There’s only one country in the EU that detains children indefinitely – and that’s the UK. We lock up around 2,000 kids a year in removal centres while the UK Border Agency processes their parents’ asylum applications.
Some of these detained youngsters were born in this country and have been wrenched from their homes, possessions, friends and pets. Others have escaped persecution and endured a long journey to a land of strangers. All are deprived of decent education and healthcare while in detention, and all are traumatised.
We don’t do the same to the children of murderers, armed robbers, benefit cheats or anyone else. It’s only the children of immigrants, who haven’t been accused of any crime, that we treat in this inhumane way, and we do it in contravention of the 1989 UN Convention on the Rights of the Child (UNCRC).
Up until September 2008, we were one of the few countries – Somalia was another – which maintained a reservation to this convention. We reserved the right to treat children going through the immigration or asylum process less favourably than other children, as though to punish them for doing something wrong.
In September 2008, however, we finally agreed to protect and promote the wellbeing of every child on British soil – irrespective of their immigration or asylum status.
So why are we still imprisoning 2,000 of them every year?
Sir Al Aynsley-Green, the Children’s Commissioner for England since the post was created in 2004, says elements in the UK demonise youngsters. He points to tabloid headlines about ‘yob culture’ and ‘feral children’ prowling the streets. ‘Our government even wants to x-ray immigrant children to assess their age. That’s a dangerous procedure, it’s de-humanising and it doesn’t work. Think of your own schooldays, when some 15-year-olds could get served in pubs while others looked their age or younger.’

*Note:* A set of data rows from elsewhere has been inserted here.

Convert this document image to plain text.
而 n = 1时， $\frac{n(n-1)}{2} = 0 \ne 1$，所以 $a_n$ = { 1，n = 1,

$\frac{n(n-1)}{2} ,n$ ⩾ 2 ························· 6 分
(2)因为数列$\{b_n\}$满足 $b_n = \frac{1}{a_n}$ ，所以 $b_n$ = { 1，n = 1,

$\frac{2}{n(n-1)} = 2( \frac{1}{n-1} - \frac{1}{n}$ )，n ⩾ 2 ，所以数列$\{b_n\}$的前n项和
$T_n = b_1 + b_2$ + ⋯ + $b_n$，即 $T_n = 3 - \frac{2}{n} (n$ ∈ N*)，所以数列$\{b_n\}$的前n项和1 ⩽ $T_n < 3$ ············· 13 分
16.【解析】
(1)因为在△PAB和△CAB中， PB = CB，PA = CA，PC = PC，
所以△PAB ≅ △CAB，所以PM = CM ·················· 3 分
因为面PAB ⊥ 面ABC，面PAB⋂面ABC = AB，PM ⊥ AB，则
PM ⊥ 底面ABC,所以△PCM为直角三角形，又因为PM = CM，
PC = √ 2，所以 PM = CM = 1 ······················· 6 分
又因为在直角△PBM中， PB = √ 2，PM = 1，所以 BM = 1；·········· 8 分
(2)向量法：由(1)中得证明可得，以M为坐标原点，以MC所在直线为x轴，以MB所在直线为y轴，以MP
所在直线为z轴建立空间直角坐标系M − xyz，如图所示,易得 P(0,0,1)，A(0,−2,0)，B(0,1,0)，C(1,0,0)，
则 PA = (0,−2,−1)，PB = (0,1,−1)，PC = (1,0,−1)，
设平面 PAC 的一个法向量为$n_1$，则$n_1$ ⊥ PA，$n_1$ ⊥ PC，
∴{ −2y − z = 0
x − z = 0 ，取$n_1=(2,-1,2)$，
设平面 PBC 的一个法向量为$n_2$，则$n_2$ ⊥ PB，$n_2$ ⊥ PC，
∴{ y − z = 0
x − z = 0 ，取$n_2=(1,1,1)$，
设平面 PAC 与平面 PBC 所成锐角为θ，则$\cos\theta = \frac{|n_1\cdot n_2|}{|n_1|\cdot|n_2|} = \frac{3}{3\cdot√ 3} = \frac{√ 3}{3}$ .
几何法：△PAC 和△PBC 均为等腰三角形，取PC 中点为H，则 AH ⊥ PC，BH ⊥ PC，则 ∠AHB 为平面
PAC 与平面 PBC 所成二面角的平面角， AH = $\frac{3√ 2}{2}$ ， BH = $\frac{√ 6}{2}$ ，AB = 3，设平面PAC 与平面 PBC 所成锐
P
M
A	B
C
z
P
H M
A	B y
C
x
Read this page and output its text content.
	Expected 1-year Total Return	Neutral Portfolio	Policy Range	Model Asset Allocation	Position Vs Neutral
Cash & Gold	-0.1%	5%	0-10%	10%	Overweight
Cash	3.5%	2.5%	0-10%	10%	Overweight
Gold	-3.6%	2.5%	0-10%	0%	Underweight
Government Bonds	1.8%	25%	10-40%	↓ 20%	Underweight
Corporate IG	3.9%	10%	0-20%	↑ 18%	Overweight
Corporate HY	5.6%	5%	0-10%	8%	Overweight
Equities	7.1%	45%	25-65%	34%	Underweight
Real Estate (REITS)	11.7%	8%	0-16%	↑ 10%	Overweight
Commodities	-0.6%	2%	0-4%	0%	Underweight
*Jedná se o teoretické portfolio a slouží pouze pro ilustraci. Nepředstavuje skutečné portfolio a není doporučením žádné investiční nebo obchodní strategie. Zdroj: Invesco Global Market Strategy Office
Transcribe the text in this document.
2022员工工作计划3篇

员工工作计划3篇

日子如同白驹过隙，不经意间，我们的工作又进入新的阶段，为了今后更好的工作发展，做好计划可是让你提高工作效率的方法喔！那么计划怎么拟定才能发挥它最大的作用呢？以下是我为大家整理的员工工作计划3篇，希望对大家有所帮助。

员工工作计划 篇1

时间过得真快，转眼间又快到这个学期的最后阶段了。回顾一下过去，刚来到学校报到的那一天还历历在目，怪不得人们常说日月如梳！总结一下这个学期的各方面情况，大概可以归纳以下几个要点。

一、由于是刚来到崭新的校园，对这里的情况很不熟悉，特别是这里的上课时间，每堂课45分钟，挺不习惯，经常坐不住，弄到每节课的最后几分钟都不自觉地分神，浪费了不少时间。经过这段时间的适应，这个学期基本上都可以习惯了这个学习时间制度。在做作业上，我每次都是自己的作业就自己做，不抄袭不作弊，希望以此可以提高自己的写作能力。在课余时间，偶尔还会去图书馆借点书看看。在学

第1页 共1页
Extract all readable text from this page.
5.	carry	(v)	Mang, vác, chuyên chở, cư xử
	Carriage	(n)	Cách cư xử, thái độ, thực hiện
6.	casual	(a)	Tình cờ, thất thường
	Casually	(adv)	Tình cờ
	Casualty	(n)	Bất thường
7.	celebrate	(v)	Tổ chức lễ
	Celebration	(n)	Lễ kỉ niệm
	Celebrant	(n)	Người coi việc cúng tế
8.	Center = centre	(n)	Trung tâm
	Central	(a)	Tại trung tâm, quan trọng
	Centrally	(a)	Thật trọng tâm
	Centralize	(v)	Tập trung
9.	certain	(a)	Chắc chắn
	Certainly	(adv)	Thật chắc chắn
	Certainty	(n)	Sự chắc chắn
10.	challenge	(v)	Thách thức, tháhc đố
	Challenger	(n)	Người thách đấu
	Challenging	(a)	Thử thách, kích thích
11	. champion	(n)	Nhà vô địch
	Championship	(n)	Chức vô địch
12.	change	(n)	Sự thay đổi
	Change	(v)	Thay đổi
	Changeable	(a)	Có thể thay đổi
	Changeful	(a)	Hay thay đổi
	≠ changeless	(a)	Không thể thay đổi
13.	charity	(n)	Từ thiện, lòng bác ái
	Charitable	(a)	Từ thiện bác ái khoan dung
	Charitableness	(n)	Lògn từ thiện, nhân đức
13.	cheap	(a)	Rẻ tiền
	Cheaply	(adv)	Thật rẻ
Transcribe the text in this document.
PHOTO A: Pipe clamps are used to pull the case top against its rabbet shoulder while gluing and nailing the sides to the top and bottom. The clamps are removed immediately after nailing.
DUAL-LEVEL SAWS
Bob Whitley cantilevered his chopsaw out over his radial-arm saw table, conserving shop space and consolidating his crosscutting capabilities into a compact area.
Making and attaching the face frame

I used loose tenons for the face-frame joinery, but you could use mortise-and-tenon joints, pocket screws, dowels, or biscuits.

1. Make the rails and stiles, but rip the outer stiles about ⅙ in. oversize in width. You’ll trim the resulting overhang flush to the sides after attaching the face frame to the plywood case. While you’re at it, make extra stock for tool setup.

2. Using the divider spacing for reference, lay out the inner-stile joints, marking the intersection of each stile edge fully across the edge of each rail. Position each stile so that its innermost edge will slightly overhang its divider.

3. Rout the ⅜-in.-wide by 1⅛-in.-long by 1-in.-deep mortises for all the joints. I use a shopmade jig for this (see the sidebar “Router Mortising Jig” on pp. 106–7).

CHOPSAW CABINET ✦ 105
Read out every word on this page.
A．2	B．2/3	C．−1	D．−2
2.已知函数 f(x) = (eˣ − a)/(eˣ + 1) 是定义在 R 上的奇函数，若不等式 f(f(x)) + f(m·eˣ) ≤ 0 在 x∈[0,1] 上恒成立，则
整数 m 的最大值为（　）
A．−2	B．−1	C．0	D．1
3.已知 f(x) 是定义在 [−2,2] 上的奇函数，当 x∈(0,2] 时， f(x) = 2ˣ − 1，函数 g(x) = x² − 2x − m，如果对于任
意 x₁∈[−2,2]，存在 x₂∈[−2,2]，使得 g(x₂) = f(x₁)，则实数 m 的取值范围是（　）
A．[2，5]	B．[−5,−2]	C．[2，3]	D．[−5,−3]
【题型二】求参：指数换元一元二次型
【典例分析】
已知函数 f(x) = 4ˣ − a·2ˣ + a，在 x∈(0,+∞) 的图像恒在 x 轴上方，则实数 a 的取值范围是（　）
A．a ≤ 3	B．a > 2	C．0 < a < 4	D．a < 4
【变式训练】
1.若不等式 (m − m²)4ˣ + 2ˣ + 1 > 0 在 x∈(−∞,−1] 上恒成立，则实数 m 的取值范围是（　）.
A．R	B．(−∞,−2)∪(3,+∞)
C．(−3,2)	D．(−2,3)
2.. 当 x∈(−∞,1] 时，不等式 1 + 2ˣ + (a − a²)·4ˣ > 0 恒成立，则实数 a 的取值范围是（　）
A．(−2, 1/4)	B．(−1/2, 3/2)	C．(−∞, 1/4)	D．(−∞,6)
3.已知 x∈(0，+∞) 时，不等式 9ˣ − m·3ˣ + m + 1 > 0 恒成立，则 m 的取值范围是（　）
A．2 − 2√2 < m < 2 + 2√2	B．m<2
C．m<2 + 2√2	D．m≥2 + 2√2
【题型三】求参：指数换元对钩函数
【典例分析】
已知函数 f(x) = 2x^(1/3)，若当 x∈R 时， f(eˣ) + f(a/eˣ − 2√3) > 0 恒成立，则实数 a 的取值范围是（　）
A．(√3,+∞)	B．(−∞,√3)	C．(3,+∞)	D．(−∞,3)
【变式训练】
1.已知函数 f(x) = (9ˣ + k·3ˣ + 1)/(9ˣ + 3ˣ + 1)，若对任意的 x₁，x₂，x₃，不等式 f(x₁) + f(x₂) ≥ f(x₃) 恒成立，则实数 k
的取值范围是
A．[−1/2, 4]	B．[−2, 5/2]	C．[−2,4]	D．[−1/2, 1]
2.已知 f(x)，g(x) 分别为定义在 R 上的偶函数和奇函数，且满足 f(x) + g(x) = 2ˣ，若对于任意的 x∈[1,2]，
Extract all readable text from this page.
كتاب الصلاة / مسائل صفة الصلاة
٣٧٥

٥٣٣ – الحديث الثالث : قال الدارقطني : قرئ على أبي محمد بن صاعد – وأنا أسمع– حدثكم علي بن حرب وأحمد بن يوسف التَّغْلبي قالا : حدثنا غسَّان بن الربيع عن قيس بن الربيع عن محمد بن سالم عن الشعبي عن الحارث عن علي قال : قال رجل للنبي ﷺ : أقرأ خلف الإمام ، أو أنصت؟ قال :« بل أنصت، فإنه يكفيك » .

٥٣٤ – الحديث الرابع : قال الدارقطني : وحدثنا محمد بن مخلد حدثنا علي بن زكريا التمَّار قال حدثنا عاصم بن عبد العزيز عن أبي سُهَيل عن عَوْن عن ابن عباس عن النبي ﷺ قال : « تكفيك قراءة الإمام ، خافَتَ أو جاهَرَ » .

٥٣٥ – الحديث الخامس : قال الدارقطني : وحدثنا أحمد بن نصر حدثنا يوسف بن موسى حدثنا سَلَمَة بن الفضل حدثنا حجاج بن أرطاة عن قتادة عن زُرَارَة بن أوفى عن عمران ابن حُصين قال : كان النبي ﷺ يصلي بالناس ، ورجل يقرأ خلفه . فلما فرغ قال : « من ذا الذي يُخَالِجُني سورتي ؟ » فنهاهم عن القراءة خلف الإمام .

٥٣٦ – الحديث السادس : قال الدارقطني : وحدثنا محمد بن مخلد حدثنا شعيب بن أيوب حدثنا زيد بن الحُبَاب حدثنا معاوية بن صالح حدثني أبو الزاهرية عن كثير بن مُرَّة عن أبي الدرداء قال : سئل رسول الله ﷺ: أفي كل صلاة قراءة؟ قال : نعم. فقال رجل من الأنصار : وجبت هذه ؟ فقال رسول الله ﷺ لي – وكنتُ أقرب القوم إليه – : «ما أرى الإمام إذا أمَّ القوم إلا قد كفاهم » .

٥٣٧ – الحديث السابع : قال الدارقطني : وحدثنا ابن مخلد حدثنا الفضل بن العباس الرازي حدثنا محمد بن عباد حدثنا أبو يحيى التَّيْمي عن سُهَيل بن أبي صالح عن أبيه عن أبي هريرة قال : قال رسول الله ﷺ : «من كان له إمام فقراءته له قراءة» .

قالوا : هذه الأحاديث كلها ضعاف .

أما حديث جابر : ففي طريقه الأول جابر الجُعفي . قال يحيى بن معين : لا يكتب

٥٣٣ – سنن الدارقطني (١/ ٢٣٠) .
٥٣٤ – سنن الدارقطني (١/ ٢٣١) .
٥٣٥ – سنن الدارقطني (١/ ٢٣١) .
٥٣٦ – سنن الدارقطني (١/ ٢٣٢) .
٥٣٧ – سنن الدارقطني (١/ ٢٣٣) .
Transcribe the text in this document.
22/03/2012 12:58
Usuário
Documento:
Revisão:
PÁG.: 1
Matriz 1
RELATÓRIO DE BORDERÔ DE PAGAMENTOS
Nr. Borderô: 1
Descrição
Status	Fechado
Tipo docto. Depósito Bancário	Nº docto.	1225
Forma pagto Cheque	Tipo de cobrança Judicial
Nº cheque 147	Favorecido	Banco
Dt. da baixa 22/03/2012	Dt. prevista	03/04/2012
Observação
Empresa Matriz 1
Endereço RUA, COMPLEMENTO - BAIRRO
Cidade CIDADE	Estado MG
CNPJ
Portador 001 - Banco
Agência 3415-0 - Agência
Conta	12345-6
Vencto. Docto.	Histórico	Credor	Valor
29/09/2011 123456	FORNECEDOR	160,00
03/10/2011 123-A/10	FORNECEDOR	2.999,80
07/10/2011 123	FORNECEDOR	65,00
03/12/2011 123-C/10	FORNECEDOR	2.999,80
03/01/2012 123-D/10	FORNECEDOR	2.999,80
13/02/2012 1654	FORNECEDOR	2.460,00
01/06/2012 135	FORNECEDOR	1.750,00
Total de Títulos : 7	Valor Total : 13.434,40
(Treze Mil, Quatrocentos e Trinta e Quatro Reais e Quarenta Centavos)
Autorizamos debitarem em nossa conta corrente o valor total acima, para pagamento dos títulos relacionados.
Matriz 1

Another example of demonising, he says, is the ‘mosquito’ ultrasonic deterrent device which emits a sound irritating to young ears (older people can’t hear it) and which is being installed in areas where our own home-grown, but troublesome, youngsters congregate. The device is utterly indiscriminate and doesn’t have the magical power to affect only people who are misbehaving. Can you imagine the outrage if similar devices were deployed which only affected adults?
Aynsley-Green was addressing last week’s AGM of Medical Justice, a group that campaigns on behalf of immigration detainees, including victims of torture and rape, HIV sufferers and hunger strikers. He told the meeting that, on 16 May 2008, he used the power of entry given to him by parliament to visit the Yarl’s Wood immigration removal centre to see conditions there. He also listened to children and their families talking about their experiences of the detention process.
He found that 991 children had been detained in Yarl’s Wood alone in 2008. The majority of the children and young people (that is to say, those under 18 years old) that he met there had either lived in the UK for many years or were born here. They had been given insufficient time when arrested to bring their personal belongings with them. Healthcare, including treatment for mental illness, pregnant and nursing mothers, and their babies and infants, was inadequate. Less than half had legal representation.
Aynsley-Green’s subsequent report listed 42 recommendations. One was to end altogether the ‘administrative detention of children for immigration purposes’ since it was ‘never likely to be in (the child’s) best interests’. Another was to develop community-based alternatives to detention that ensure children’s needs are met. A third was that the UK government should monitor compliance with the standards set by international human rights treaties and the UNCRC.
‘We must see asylum-seeking children in the wider context of children in British society,’ Aynsley-Green said. ‘Otherwise, to echo the recent Save the Children campaign, the UK will remain "No place for a child".’